From this moment on, for nineteen days from February 23 to March 12, the Nautilus stayed in the middle of the Atlantic, hustling us along at a constant speed of 100 leagues every twenty-four hours. It was obvious that Captain Nemo wanted to carry out his underwater program, and I had no doubt that he intended, after doubling Cape Horn, to return to the Pacific South Seas.

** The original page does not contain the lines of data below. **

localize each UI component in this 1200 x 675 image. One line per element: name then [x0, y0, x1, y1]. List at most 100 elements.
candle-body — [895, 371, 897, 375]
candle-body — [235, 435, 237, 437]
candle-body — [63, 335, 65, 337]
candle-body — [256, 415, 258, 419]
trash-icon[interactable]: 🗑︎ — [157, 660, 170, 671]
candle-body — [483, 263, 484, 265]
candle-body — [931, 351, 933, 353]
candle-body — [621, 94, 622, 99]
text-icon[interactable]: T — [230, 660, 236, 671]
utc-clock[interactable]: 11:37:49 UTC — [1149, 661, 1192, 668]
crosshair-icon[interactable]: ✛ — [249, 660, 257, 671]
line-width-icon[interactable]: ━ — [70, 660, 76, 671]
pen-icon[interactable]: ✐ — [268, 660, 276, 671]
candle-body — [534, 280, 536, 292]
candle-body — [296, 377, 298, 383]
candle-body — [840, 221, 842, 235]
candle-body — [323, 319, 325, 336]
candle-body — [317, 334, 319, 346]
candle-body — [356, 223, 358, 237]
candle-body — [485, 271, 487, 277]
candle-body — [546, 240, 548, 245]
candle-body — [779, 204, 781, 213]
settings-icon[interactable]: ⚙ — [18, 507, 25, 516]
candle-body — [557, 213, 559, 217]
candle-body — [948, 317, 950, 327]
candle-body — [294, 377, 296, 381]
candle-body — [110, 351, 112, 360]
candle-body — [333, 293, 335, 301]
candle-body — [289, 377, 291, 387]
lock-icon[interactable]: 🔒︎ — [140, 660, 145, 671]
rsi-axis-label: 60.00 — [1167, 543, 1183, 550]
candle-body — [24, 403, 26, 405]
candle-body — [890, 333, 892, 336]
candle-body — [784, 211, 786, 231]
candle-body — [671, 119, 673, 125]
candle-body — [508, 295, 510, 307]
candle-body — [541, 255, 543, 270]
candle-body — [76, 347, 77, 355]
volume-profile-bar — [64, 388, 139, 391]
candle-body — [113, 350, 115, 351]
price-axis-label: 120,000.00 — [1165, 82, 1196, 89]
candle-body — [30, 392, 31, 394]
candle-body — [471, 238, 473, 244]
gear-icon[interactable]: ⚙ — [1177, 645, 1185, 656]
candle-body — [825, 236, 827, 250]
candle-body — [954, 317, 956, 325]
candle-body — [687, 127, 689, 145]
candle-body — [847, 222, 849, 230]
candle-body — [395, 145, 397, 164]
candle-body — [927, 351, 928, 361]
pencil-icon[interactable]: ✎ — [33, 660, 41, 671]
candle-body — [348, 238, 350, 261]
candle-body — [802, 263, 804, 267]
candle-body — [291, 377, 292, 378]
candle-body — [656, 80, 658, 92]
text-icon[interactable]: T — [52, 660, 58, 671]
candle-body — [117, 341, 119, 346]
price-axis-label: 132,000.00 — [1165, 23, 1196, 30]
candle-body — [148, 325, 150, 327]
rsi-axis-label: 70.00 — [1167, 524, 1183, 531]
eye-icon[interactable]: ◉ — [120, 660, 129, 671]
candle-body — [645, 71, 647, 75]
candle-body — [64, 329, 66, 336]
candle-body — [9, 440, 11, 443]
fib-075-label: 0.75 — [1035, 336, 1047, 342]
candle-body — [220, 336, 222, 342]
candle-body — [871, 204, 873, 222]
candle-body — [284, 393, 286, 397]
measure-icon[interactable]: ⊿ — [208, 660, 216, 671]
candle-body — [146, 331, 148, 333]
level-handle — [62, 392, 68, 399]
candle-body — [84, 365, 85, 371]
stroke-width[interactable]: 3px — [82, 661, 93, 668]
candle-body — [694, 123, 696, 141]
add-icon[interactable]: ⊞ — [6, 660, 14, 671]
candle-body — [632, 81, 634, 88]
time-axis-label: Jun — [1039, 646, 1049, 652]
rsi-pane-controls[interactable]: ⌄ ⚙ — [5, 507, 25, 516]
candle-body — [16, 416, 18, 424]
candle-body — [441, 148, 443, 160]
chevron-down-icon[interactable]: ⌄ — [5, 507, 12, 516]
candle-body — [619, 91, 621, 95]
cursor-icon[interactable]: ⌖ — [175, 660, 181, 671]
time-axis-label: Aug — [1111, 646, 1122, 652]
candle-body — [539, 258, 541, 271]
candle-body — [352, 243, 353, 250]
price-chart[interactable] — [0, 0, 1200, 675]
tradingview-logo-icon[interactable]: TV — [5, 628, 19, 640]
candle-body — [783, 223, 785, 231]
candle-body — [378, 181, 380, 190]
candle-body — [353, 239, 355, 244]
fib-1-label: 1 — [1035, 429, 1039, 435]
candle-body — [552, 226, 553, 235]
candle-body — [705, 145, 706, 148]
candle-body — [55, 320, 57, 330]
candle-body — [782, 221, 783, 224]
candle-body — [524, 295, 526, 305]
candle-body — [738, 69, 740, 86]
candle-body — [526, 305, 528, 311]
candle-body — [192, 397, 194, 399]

So Ned Land had good reason to worry. In these wide seas empty of islands, it was no longer feasible to jump ship. Nor did we have any way to counter Captain Nemo's whims. We had no choice but to acquiesce; but if we couldn't attain our end through force or cunning, I liked to think we might achieve it through persuasion. Once this voyage was over, might not Captain Nemo consent to set us free in return for our promise never to reveal his existence? Our word of honor, which we sincerely would have kept. However, this delicate question would have to be negotiated with the captain. But how would he receive our demands for freedom? At the very outset and in no uncertain terms, hadn't he declared that the secret of his life required that we be permanently imprisoned on board the Nautilus? Wouldn't he see my four-month silence as a tacit acceptance of this situation? Would my returning to this subject arouse suspicions that could jeopardize our escape plans, if we had promising circumstances for trying again later on? I weighed all these considerations, turned them over in my mind, submitted them to Conseil, but he was as baffled as I was. In short, although I'm not easily discouraged, I realized that my chances of ever seeing my fellow men again were shrinking by the day, especially at a time when Captain Nemo was recklessly racing toward the south Atlantic!

During those nineteen days just mentioned, no unique incidents distinguished our voyage. I saw little of the captain. He was at work. In the library I often found books he had left open, especially books on natural history. He had thumbed through my work on the great ocean depths, and the margins were covered with his notes, which sometimes contradicted my theories and formulations. But the captain remained content with this method of refining my work, and he rarely discussed it with me. Sometimes I heard melancholy sounds reverberating from the organ, which he played very expressively, but only at night in the midst of the most secretive darkness, while the Nautilus slumbered in the wilderness of the ocean.